Interpretive Summary: Growth of the bovine mammary gland was evaluated in 3-month old calves. At that age, the mammary epithelium proliferates to produce the ductular network that provides the framework upon which the secretory elements of the mammary gland develop during pregnancy. We generated three dimensional reconstructions of the proliferating ducts from serial histological sections of the tissue. These reconstructions showed that the growing ducts branched extensively as they elongated and that cell proliferation was distributed throughout the network of nascent ducts. However, the cells that replicated were not those that sensed the presence of estrogen, i.e. contained estrogen receptors. This suggests that a locally produced molecule is likely involved in mediating the stimulation of mammary growth by estrogens. Many of the features of mammary growth in the bovine differ significantly from that in mice, which are often used as a model to study mammary growth and development. Rather, many aspects of growth in the bovine mammary gland are similar to that in the human breast.

Technical Abstract: The tissue architecture of the bovine mammary gland closely resembles that of the human breast. Consequently, the bovine mammary gland may provide insights into mammary development that are not easily obtained using mouse models. The nature of mammary growth in control and estrogen-treated calves was investigated. Seventy-two hours after the initiation of hormone treatment, calves were injected intravenously with bromodeoxyuridine (BrdU and killed 1 to 2 hours later. BrdU labeled cells were localized in the epithelium of mammary ducts and in stromal cells. Proliferating epithelial cells were present in ducts that contained a lumen and in distal regions where the ductal outgrowths were solid chords of epithelium. Cells along the basal portion of the epithelium also incorporated BrdU, expressed cytokeratin 19, and because they did not express alpha-smooth muscle actin, did not appear to be myoepithelial. Mammary cell proliferation was increased by estrogen treatment. Estrogen (ER) and progesterone (PR) receptors were co-localized in the nuclei of ductal epithelial cells.
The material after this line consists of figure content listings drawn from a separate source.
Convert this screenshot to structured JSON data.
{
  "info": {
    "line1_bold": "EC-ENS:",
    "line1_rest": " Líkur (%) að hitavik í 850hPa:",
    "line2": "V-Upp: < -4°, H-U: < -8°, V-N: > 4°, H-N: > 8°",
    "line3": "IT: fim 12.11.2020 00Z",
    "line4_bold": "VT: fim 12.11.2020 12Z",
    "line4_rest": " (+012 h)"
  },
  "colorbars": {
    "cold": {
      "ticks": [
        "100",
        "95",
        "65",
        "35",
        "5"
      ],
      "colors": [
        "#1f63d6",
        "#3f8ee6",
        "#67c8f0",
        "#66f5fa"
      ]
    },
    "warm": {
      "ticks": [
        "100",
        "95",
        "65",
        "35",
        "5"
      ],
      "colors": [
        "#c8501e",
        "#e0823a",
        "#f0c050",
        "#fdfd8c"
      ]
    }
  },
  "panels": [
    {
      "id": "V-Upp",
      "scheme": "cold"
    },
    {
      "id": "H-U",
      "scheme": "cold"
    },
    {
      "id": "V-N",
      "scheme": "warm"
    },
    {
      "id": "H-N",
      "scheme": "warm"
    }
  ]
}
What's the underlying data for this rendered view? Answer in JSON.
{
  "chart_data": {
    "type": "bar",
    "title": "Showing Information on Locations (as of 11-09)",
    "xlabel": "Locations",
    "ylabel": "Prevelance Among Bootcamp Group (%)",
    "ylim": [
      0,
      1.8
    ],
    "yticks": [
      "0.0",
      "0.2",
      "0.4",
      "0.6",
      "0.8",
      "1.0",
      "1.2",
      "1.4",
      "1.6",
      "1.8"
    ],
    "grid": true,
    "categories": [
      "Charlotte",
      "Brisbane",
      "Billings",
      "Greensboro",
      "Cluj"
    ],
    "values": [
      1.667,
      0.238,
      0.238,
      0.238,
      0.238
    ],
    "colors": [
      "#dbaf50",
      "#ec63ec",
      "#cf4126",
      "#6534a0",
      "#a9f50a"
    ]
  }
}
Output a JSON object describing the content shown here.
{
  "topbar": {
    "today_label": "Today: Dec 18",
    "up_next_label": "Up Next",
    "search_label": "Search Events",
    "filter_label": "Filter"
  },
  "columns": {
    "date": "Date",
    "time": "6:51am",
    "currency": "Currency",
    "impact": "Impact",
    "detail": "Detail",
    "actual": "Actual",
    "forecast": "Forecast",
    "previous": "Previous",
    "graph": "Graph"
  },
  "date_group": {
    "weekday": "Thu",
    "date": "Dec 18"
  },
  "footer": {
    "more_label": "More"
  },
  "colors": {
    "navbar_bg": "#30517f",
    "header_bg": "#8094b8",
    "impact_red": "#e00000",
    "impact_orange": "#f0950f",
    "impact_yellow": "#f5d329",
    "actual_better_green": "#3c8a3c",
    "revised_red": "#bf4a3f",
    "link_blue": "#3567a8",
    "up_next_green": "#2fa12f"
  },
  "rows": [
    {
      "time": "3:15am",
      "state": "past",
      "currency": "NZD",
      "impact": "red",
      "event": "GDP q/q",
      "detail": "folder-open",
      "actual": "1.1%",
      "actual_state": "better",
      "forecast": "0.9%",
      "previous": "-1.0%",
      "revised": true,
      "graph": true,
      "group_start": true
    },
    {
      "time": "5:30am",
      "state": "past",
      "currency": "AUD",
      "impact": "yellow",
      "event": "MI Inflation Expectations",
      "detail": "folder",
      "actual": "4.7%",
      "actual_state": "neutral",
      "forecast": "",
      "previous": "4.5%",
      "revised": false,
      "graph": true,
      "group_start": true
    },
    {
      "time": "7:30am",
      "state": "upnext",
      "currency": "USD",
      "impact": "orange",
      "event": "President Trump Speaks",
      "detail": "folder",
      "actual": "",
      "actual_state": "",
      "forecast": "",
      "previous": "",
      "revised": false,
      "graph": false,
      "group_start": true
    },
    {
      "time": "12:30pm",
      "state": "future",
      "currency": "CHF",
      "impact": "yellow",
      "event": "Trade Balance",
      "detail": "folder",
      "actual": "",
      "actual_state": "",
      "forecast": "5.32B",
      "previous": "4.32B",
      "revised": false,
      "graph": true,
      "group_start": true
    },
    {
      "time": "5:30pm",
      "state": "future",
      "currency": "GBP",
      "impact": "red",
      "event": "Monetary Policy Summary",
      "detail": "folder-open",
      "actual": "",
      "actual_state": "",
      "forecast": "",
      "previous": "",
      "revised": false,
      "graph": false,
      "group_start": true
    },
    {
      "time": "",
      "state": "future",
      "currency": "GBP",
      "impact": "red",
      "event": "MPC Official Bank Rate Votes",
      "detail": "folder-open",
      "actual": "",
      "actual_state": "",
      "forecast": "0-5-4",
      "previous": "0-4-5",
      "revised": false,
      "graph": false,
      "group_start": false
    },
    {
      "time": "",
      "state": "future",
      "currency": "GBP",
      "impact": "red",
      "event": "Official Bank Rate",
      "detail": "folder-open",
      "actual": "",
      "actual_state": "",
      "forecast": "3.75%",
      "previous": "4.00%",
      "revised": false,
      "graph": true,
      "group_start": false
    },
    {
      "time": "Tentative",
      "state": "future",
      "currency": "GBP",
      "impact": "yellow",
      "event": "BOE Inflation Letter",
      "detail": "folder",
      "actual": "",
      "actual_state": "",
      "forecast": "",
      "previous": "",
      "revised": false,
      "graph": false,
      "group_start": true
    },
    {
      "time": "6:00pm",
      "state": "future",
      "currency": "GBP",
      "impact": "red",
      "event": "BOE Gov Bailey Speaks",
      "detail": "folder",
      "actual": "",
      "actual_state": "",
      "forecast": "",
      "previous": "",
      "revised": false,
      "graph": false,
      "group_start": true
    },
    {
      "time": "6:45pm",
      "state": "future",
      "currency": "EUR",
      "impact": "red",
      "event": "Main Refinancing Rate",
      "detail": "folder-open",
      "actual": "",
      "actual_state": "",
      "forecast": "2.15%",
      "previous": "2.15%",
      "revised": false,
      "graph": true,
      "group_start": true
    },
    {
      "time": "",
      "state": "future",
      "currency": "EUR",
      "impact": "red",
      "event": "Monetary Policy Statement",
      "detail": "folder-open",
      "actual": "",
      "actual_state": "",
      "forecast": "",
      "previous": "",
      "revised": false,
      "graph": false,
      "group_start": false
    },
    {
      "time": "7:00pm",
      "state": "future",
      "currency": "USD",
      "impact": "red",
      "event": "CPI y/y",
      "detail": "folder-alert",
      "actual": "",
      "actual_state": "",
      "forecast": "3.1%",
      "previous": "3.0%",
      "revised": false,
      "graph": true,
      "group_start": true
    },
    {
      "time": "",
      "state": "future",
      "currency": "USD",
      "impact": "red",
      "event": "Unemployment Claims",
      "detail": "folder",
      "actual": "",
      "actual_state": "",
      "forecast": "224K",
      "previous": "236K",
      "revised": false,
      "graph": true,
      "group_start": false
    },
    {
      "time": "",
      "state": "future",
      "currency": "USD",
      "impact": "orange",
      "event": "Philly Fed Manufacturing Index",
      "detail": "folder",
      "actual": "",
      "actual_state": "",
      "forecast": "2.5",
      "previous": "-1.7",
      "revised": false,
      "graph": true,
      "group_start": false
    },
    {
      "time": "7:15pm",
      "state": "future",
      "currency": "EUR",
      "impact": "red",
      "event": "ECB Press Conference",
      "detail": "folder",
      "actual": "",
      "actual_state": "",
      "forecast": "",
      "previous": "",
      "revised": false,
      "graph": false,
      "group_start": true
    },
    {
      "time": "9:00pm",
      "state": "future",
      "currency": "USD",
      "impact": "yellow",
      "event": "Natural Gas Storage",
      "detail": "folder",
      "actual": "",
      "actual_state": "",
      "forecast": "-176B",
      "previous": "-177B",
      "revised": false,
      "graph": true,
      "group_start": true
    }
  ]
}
However, basal cells and epithelial cells that were located in the central region of epithelial chords and those that lined the lumen of patent ducts were estrogen and progesterone receptor negative, as were stromal cells. The presence of estrogen receptor in bovine mammary epithelial cells but not stromal cells is analogous to patterns in the human breast but contrasts with its reported localization in murine mammary gland. Data suggest that proliferation in response to estrogen treatment was initiated within ER-positive epithelial cells of the developing mammary gland and the signal was propagated in paracrine fashion to stromal elements and surrounding ER-negative epithelial cells.